The decline was attributed primarily to a sharper than anticipated drop in Eleclink revenue, which plummeted 69% to €33 million in the first quarter, due to the normalization of energy markets and a suspension of operations until February 5, 2025.
Despite the downturn in Eleclink revenue, Getlink’s overall Eurotunnel revenues saw a marginal increase of 2% YoY to €254 million in the first quarter, aligning with RBC’s estimate and slightly above the Visible Alpha consensus of €252 million. Railway network revenues also rose by 2% YoY to €93 million. However, shuttle revenues experienced a 1% YoY decline, reaching €150 million for the quarter. Truck revenues remained flat, while passenger vehicle numbers were down by 3% YoY.

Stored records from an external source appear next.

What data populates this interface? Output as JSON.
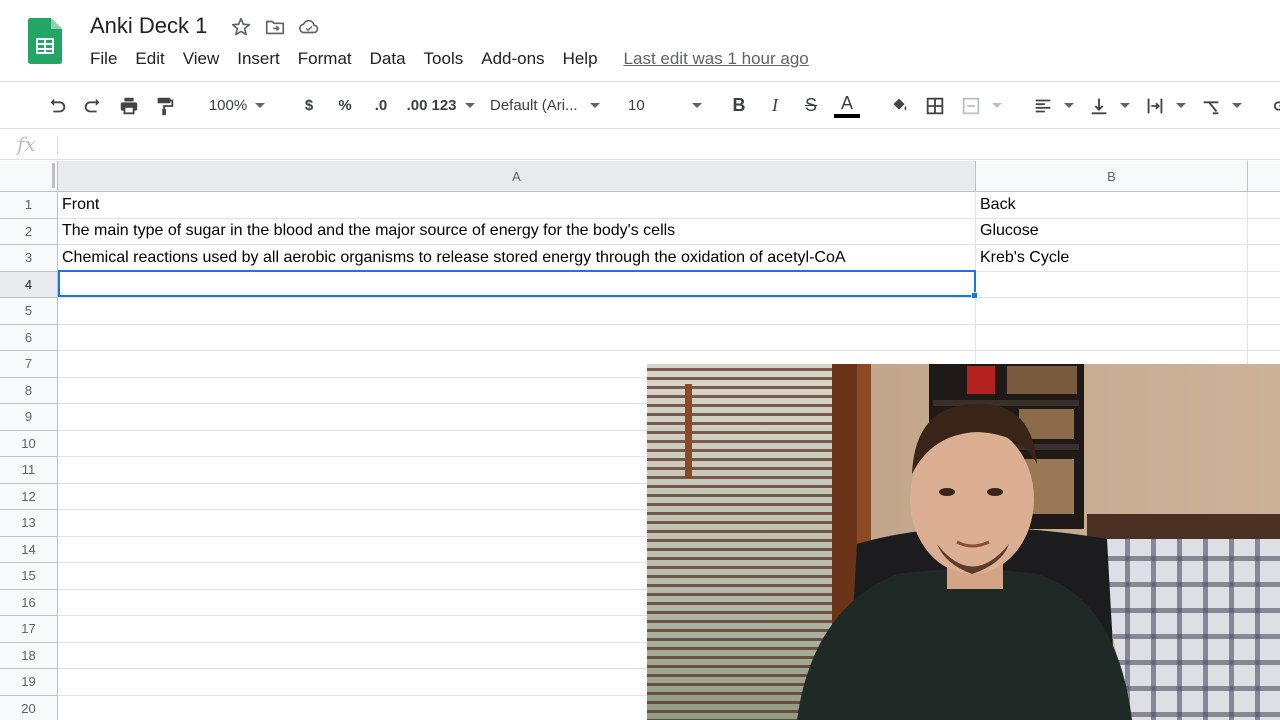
{
  "app": {
    "doc_title": "Anki Deck 1",
    "menus": [
      "File",
      "Edit",
      "View",
      "Insert",
      "Format",
      "Data",
      "Tools",
      "Add-ons",
      "Help"
    ],
    "last_edit": "Last edit was 1 hour ago"
  },
  "toolbar": {
    "zoom": "100%",
    "currency": "$",
    "percent": "%",
    "decrease_decimals": ".0",
    "increase_decimals": ".00",
    "more_formats": "123",
    "font": "Default (Ari...",
    "font_size": "10",
    "bold": "B",
    "italic": "I",
    "strike": "S",
    "text_color": "A"
  },
  "formula_bar": {
    "fx": "fx",
    "value": ""
  },
  "sheet": {
    "columns": [
      "A",
      "B"
    ],
    "active_column": "A",
    "active_row": "4",
    "rows": [
      {
        "num": "1",
        "a": "Front",
        "b": "Back"
      },
      {
        "num": "2",
        "a": "The main type of sugar in the blood and the major source of energy for the body's cells",
        "b": "Glucose"
      },
      {
        "num": "3",
        "a": "Chemical reactions used by all aerobic organisms to release stored energy through the oxidation of acetyl-CoA",
        "b": "Kreb's Cycle"
      },
      {
        "num": "4",
        "a": "",
        "b": ""
      },
      {
        "num": "5",
        "a": "",
        "b": ""
      },
      {
        "num": "6",
        "a": "",
        "b": ""
      },
      {
        "num": "7",
        "a": "",
        "b": ""
      },
      {
        "num": "8",
        "a": "",
        "b": ""
      },
      {
        "num": "9",
        "a": "",
        "b": ""
      },
      {
        "num": "10",
        "a": "",
        "b": ""
      },
      {
        "num": "11",
        "a": "",
        "b": ""
      },
      {
        "num": "12",
        "a": "",
        "b": ""
      },
      {
        "num": "13",
        "a": "",
        "b": ""
      },
      {
        "num": "14",
        "a": "",
        "b": ""
      },
      {
        "num": "15",
        "a": "",
        "b": ""
      },
      {
        "num": "16",
        "a": "",
        "b": ""
      },
      {
        "num": "17",
        "a": "",
        "b": ""
      },
      {
        "num": "18",
        "a": "",
        "b": ""
      },
      {
        "num": "19",
        "a": "",
        "b": ""
      },
      {
        "num": "20",
        "a": "",
        "b": ""
      }
    ]
  },
  "colors": {
    "sheets_green": "#23a566",
    "selection_blue": "#1a73e8"
  }
}
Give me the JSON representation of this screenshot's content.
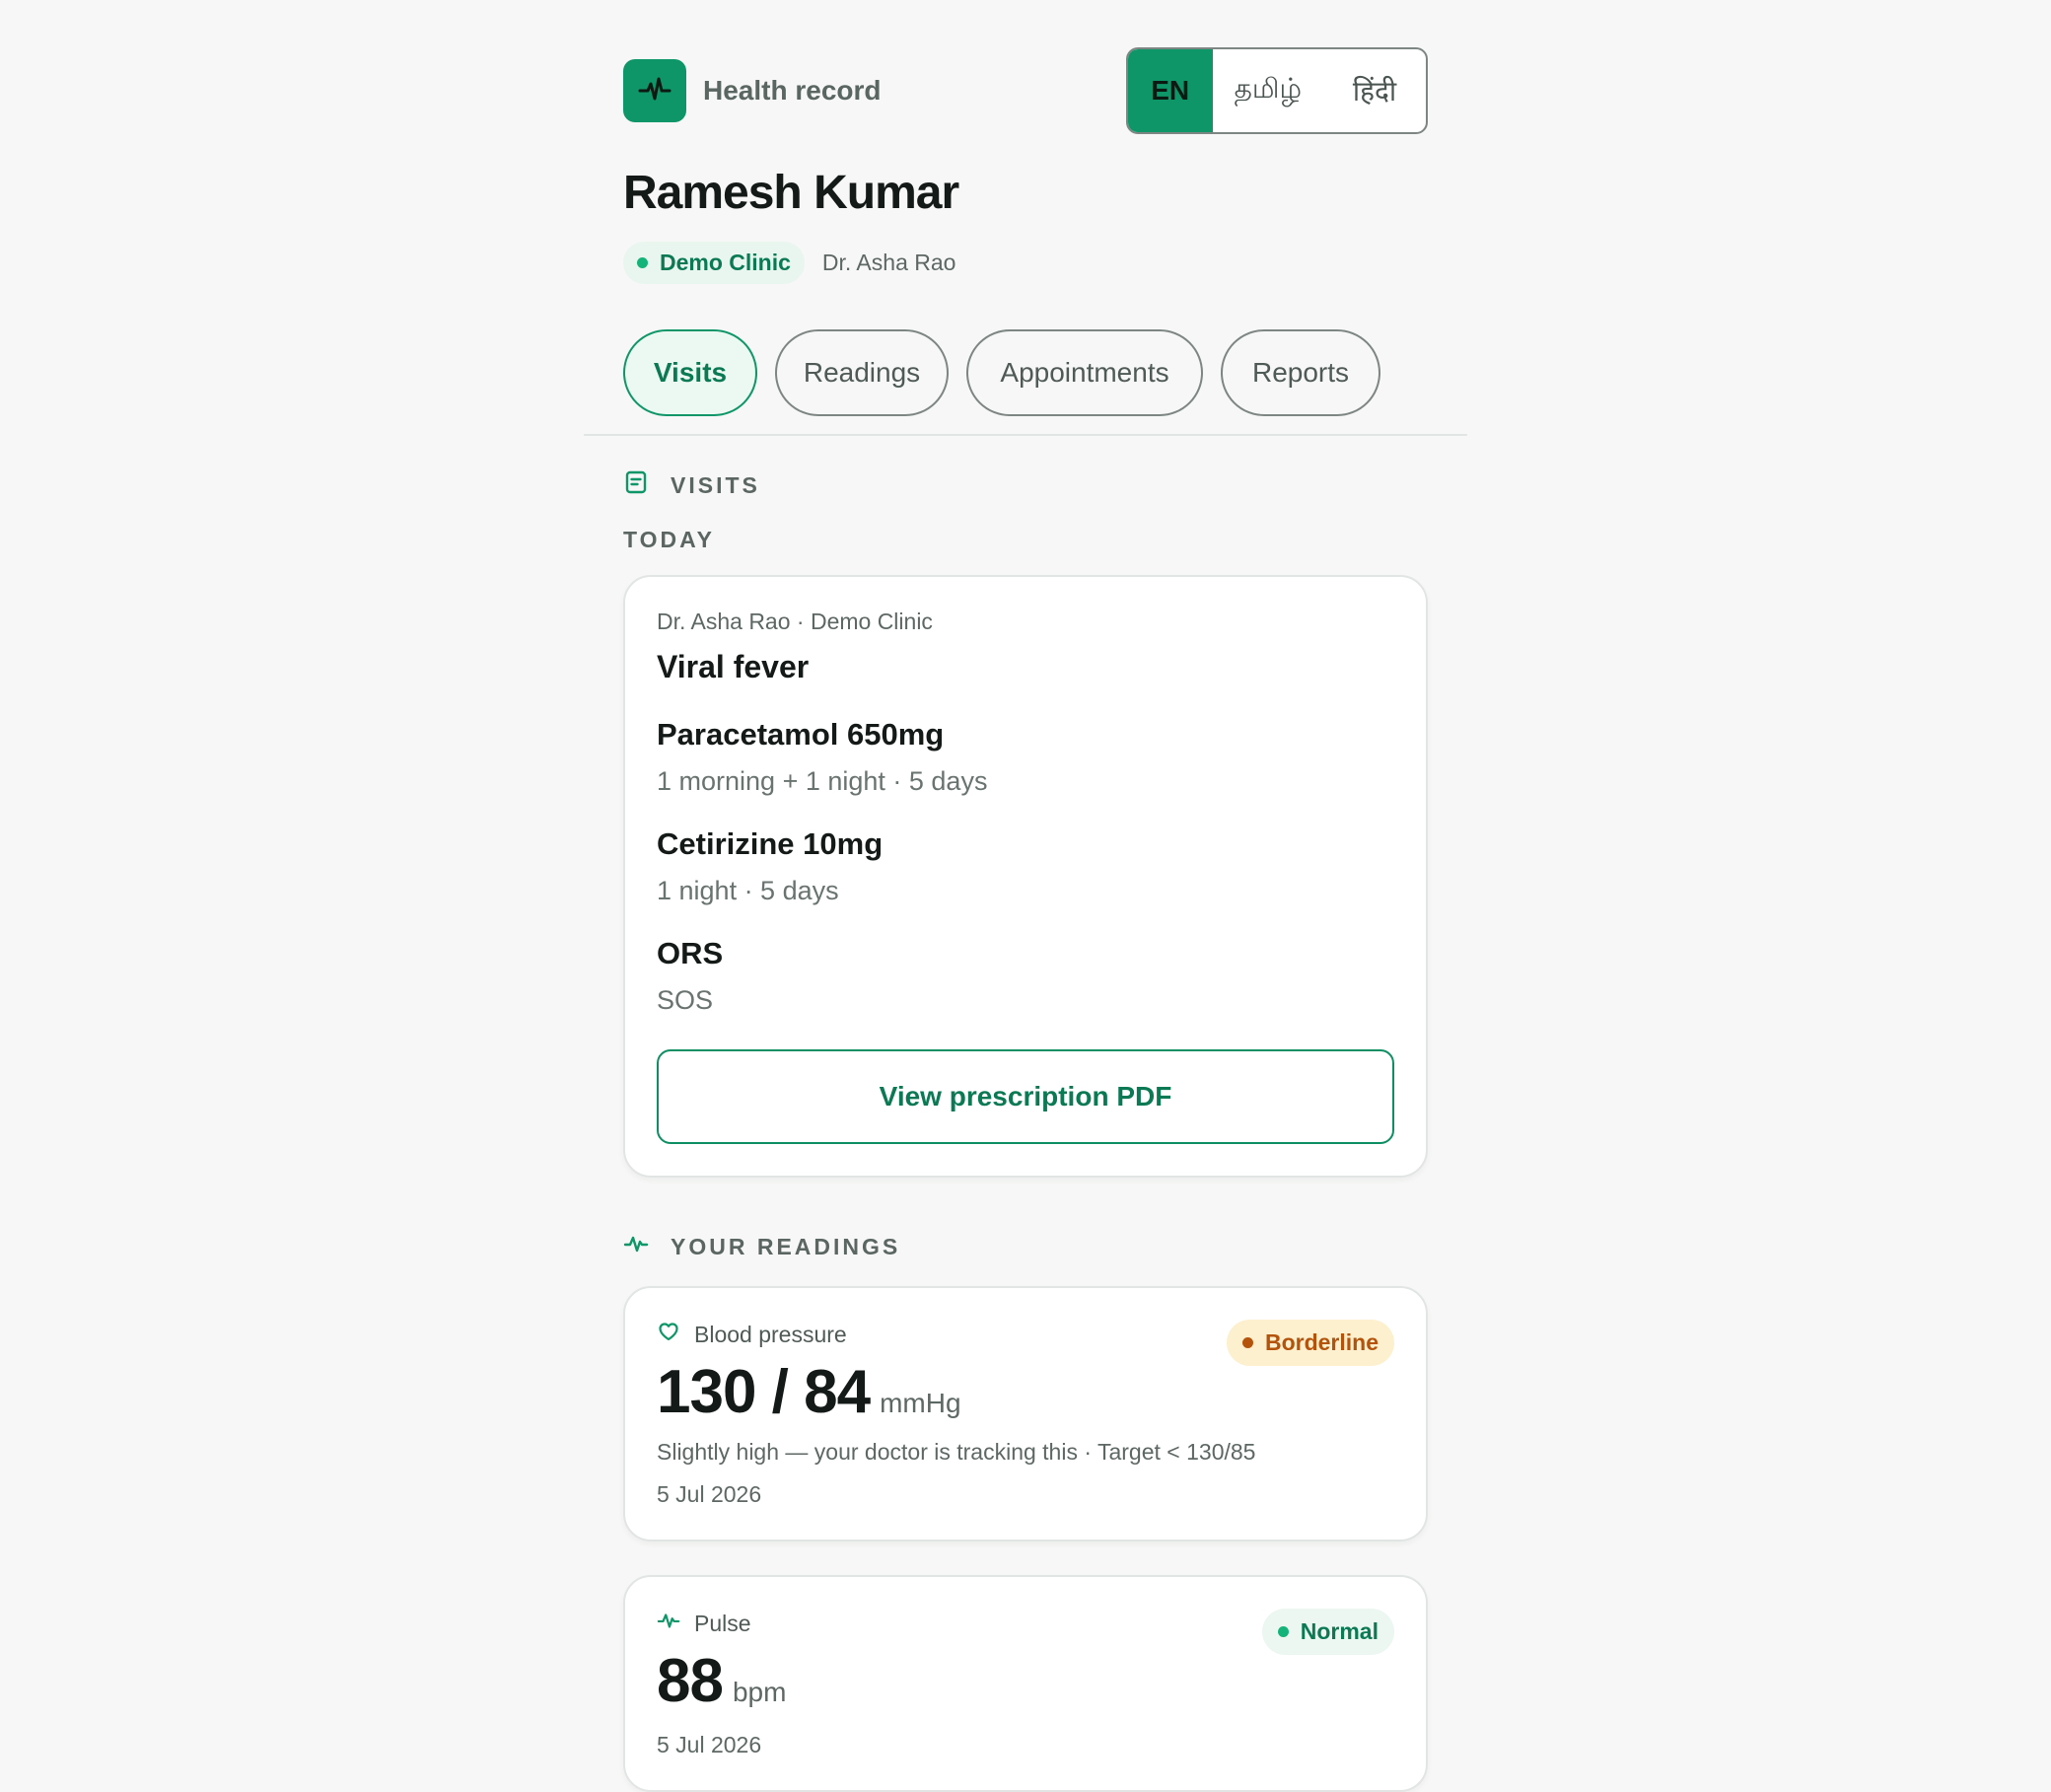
{
  "header": {
    "app_title": "Health record",
    "languages": [
      {
        "label": "EN",
        "active": true
      },
      {
        "label": "தமிழ்",
        "active": false
      },
      {
        "label": "हिंदी",
        "active": false
      }
    ]
  },
  "patient": {
    "name": "Ramesh Kumar",
    "clinic": "Demo Clinic",
    "doctor": "Dr. Asha Rao"
  },
  "tabs": [
    {
      "label": "Visits",
      "active": true
    },
    {
      "label": "Readings",
      "active": false
    },
    {
      "label": "Appointments",
      "active": false
    },
    {
      "label": "Reports",
      "active": false
    }
  ],
  "visits": {
    "heading": "VISITS",
    "group_label": "TODAY",
    "entry": {
      "meta": "Dr. Asha Rao · Demo Clinic",
      "diagnosis": "Viral fever",
      "medicines": [
        {
          "name": "Paracetamol 650mg",
          "dose": "1 morning + 1 night · 5 days"
        },
        {
          "name": "Cetirizine 10mg",
          "dose": "1 night · 5 days"
        },
        {
          "name": "ORS",
          "dose": "SOS"
        }
      ],
      "pdf_button": "View prescription PDF"
    }
  },
  "readings": {
    "heading": "YOUR READINGS",
    "items": [
      {
        "label": "Blood pressure",
        "icon": "heart-shield-icon",
        "value": "130 / 84",
        "unit": "mmHg",
        "status": "Borderline",
        "status_color": "#b4530b",
        "note": "Slightly high — your doctor is tracking this · Target < 130/85",
        "date": "5 Jul 2026"
      },
      {
        "label": "Pulse",
        "icon": "pulse-icon",
        "value": "88",
        "unit": "bpm",
        "status": "Normal",
        "status_color": "#14b37a",
        "date": "5 Jul 2026"
      }
    ]
  },
  "colors": {
    "accent": "#0e9668",
    "accent_text": "#0b7a54",
    "background": "#f6f7f6"
  }
}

On a positive note, Getlink has made progress in securing future revenues for Eleclink. As of March 31, the company has secured just over €200 million in revenue for 2025, representing 83% of annual capacity, and €125 million for 2026, or 35% of capacity. This marks an improvement from the February 28 announcement, where 82% of 2025 capacity had been sold for €190 million and 33% of 2026 capacity for €117 million, indicating a slight increase in price per unit of secured capacity.
Despite the mixed results, Getlink has reiterated its guidance for 2025 EBITDA to be in the range of €780-€830 million, with Visible Alpha and RBC consensus at the upper end of the range at €829 million and €830 million, respectively. Europorte, Getlink’s rail freight subsidiary, reported a 2% increase in revenue to €41 million for the first quarter, although this was marginally below the Visible Alpha and RBC consensus of €42 million.
RBC analysts commented on the results, stating, "We expect an improvement rather than inflection in Eurotunnel’s performance. Our FY26E forecasts are ahead of consensus, with Eleclink positioned for a return to top-line growth. On our forecasts, FCF yields from FY26E will be relatively suppressed (within the subsector), given elevated capex."